投影里的母亲伸出手,父亲却摇头。两人的动作不同步,声音重叠在一起,系统发出轻微的杂音。
灰隼的声音终于出现了延迟:“请……明确你的情感指向,以便提供精准支持。”
“我不需要支持。”陈溪瑶向前一步,语气坚定,“我需要你打开底层日志,让我看看你到底藏了什么。”

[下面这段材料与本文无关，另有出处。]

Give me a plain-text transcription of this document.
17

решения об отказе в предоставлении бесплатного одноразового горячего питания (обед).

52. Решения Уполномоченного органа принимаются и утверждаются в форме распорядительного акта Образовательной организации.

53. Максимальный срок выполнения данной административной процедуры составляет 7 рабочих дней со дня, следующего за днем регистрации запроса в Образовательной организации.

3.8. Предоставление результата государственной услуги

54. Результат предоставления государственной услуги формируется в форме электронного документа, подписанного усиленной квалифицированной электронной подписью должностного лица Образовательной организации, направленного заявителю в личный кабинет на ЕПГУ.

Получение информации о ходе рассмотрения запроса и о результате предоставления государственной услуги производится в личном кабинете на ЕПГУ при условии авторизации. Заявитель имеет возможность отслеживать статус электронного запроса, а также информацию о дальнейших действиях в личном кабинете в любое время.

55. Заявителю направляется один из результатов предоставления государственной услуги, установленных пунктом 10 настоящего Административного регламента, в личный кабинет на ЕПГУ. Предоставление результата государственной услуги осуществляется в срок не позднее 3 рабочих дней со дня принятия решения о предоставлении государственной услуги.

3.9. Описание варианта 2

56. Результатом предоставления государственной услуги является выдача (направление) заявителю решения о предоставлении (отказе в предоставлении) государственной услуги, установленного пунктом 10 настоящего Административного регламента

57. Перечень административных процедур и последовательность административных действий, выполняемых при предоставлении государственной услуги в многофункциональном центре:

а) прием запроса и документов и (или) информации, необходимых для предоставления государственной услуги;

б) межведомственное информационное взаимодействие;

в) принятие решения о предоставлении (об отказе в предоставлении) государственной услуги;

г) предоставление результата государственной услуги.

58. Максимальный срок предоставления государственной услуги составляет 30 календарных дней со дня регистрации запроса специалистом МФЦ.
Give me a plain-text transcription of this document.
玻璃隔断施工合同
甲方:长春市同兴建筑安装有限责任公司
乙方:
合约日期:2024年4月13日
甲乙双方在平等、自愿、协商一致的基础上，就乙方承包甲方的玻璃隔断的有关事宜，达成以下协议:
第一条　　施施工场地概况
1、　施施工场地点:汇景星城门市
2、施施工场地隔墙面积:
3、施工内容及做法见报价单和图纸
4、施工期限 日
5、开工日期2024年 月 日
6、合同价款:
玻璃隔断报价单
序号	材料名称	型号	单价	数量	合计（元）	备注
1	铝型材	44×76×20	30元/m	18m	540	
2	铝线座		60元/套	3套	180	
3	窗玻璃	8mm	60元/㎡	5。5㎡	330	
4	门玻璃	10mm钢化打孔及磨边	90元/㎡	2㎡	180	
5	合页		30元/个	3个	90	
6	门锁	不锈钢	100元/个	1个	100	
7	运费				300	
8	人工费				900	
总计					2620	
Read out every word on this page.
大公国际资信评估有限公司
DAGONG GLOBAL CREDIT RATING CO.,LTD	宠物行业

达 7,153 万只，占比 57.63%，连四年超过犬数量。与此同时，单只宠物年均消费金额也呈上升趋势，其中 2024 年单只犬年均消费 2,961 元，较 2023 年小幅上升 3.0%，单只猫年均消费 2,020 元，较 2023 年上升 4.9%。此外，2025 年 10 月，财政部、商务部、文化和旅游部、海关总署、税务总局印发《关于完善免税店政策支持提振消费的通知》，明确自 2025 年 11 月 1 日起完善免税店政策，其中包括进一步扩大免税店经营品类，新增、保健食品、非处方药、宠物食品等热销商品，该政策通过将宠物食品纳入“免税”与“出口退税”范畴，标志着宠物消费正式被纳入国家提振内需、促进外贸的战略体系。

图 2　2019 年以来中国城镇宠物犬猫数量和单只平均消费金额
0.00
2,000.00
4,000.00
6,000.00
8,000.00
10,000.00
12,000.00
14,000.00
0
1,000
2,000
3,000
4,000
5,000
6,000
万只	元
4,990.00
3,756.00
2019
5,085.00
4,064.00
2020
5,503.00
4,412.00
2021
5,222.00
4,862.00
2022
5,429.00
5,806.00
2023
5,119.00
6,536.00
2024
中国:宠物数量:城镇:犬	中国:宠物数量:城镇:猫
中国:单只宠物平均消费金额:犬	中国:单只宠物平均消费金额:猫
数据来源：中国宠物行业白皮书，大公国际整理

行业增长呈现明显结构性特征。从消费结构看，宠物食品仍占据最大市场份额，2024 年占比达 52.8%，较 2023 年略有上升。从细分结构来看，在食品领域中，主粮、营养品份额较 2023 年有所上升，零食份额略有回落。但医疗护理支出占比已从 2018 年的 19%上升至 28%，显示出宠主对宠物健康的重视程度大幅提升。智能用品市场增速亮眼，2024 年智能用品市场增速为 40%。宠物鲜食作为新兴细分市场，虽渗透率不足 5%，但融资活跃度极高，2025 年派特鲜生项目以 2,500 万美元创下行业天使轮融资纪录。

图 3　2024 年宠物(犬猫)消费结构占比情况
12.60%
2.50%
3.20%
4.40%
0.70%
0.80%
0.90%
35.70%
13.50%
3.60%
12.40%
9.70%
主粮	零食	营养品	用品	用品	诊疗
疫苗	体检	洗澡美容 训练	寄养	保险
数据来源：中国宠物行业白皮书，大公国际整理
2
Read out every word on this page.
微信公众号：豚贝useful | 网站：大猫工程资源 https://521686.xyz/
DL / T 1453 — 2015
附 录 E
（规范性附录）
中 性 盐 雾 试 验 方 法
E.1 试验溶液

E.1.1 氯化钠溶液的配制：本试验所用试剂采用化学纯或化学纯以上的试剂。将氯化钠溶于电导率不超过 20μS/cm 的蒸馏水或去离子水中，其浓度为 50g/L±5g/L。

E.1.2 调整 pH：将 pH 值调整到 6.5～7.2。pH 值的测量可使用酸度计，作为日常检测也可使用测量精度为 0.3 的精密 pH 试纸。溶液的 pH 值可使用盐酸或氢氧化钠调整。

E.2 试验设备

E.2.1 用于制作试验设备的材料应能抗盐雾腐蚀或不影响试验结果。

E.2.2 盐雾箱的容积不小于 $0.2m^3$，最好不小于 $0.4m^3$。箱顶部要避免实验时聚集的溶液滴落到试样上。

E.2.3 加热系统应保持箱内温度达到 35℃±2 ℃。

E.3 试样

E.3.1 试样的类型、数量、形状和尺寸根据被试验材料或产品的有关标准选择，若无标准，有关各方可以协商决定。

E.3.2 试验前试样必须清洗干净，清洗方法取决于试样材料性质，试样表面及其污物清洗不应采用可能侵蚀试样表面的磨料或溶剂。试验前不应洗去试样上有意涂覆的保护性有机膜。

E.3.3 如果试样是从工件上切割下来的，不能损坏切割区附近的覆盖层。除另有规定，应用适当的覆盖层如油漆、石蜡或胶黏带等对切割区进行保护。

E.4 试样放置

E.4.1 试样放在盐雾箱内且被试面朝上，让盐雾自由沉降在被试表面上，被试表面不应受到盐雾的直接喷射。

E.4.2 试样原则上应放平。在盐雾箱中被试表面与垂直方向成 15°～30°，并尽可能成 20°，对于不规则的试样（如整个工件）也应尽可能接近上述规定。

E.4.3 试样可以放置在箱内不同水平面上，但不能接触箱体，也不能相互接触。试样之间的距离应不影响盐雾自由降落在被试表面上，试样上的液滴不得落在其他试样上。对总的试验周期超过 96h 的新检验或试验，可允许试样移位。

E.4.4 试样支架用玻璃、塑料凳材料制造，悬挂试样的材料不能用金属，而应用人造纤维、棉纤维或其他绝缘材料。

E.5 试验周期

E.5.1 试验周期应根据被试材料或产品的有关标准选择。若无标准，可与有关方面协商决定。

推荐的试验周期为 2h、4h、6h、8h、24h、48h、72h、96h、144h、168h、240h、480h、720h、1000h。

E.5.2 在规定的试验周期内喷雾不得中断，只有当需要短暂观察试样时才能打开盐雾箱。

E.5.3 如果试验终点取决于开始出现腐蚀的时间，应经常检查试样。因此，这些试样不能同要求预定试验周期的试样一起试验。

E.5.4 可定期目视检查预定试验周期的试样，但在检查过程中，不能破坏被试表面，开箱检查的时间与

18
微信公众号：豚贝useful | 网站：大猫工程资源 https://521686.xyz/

系统静默三秒,随后投影熄灭,一行文字浮现在主屏上:“权限申请中,请稍候。”
李婉儿屏住呼吸,手指悬在回车键上:“它上钩了,准备植入伪装程序。”
陆言盯着屏幕:“别急,等它自己开门。”
五秒后,系统提示音响起:“日志访问许可已开放,限时三十秒。”
李婉儿立刻敲下回车,代码如潮水般涌入。屏幕上数据流疯狂滚动,灰隼的学习模型曲线剧烈波动。
突然,所有屏幕同时黑屏,房间陷入寂静。
陈溪瑶左臂的蓝光骤然熄灭,她愣了一下:“它断线了?”
“不对。”李婉儿脸色发白,“它在反向抽取——它绕过了程序,直接读取你的记忆缓存。”
陈溪瑶猛地捂住头,身体晃了一下。陆言扶住她,她咬牙说:“它在翻我小时候的事……我妈住院那天……我在病房外哭……”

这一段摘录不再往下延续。